ONE of the music acts you will not want to miss at this year’s Earagail Arts Festival (July 7 to 22) is the Kentish Town trio, Kitty, Daisy, Lewis who come to Ramelton Town Hall this Saturday, July 14.
The Durham siblings play music in the style of rock’n’roll to Ska, from the 20s to 60s, the influence is wide-ranging and a far cry from what people stigmatize as Rockabilly.
The band came up with new material for their first full album of original music, Smoking In Heaven, by jamming along to their favourite riffs.
While they are indebted to the records which they listened to as they grew up, it’s fair to say grime, chill wave and X Factor are not on this lot’s radar. Or as Lewis said: “We don’t really listen to much contemporary music, but we are still discovering older stuff”.
The secret behind the band’s sound is their family and a passion for vintage recording equipment and records – you won’t find this band using a computer to record.
Lewis said: “I was by now playing music with my family (on stage) and we were signed so recordings needed to be made.
“I knew from a young age about what was good quality and what was not. For example, it was obvious to me that CD players and computers were built like shit, penny’s to make, not made to be fixed, and that’s what they also sounded like to me.

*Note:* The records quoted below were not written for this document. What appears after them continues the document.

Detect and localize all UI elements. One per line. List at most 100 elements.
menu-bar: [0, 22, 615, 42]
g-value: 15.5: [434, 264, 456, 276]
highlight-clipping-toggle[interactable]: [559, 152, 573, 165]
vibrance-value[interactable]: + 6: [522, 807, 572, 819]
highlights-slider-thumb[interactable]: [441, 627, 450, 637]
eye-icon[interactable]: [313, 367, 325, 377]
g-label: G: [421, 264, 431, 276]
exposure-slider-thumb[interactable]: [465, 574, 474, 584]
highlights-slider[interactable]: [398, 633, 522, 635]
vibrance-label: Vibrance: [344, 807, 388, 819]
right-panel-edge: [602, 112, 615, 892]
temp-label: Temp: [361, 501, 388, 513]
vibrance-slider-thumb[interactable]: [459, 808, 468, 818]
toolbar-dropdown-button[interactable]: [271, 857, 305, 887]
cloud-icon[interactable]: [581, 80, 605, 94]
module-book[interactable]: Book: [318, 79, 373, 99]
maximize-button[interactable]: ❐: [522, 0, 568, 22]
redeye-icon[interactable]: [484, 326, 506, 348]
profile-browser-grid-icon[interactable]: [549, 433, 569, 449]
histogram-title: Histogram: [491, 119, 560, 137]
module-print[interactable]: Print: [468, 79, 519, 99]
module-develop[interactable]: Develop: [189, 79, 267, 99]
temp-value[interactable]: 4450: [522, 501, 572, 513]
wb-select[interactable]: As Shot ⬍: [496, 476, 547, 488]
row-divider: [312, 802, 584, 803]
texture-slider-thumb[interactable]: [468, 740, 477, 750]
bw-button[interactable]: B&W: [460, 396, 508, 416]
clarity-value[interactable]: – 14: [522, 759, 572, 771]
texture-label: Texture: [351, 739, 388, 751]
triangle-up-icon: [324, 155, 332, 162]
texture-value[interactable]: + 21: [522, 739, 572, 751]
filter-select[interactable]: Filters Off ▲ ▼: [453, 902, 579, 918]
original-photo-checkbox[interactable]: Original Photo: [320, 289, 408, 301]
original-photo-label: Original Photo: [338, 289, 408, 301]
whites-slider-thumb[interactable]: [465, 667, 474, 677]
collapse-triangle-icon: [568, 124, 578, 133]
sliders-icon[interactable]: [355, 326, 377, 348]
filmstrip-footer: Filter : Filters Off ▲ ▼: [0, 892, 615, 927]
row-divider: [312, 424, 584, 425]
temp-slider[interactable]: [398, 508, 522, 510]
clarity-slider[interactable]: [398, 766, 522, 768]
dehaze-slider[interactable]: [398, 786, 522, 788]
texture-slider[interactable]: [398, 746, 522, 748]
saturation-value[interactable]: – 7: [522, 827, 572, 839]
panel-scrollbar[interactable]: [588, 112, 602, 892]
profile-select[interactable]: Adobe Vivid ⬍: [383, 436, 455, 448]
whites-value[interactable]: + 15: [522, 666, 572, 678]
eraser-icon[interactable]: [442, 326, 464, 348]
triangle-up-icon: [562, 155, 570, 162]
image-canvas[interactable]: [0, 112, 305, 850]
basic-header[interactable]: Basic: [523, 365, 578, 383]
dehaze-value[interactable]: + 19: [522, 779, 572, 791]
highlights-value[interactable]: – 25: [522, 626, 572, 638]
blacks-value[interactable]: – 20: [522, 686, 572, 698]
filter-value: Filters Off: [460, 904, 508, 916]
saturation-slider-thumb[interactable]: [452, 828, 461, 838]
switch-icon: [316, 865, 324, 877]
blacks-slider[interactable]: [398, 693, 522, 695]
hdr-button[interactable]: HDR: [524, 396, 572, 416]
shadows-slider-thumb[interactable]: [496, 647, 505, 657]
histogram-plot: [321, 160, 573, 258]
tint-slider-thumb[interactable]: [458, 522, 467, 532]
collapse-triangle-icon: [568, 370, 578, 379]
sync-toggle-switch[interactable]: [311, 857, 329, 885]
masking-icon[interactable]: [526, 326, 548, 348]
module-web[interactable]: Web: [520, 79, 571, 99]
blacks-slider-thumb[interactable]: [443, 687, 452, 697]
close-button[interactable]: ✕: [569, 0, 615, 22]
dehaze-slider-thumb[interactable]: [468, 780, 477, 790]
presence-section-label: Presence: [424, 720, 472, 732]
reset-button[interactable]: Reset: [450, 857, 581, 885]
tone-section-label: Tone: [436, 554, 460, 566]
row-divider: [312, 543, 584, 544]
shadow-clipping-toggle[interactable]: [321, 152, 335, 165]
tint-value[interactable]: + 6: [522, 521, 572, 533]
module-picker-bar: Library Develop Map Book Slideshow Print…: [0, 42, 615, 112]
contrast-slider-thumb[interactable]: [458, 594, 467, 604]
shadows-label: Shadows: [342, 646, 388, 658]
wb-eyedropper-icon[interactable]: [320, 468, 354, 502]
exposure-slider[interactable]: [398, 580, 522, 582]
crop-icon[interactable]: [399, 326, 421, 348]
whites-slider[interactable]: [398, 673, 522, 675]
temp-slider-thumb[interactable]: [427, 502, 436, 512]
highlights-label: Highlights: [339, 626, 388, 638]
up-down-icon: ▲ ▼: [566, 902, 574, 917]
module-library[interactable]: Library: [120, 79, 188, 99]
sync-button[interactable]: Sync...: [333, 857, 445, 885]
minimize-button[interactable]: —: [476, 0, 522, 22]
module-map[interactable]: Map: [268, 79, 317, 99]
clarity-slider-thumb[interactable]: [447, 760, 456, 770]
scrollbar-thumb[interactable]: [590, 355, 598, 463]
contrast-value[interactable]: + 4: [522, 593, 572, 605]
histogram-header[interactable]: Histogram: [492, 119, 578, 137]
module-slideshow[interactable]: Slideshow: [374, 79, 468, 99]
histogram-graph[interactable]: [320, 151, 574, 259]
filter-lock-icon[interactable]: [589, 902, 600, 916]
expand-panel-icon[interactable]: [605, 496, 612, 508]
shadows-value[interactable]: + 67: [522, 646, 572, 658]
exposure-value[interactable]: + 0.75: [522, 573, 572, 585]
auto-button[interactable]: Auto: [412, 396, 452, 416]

“A studio slowly built up in our back room, which is about 12ft square. In the tinny room, I crammed an eight-track one-inch Studer tape recorder, which I never really liked much but it was the only thing available, a home made mixing desk and a couple of Vortexion microphone amplifiers and some microphones.
“And that was the beginning of the recording studio really. At the time, broadcast quality valve equipment was not as sort after or as expensive as now.”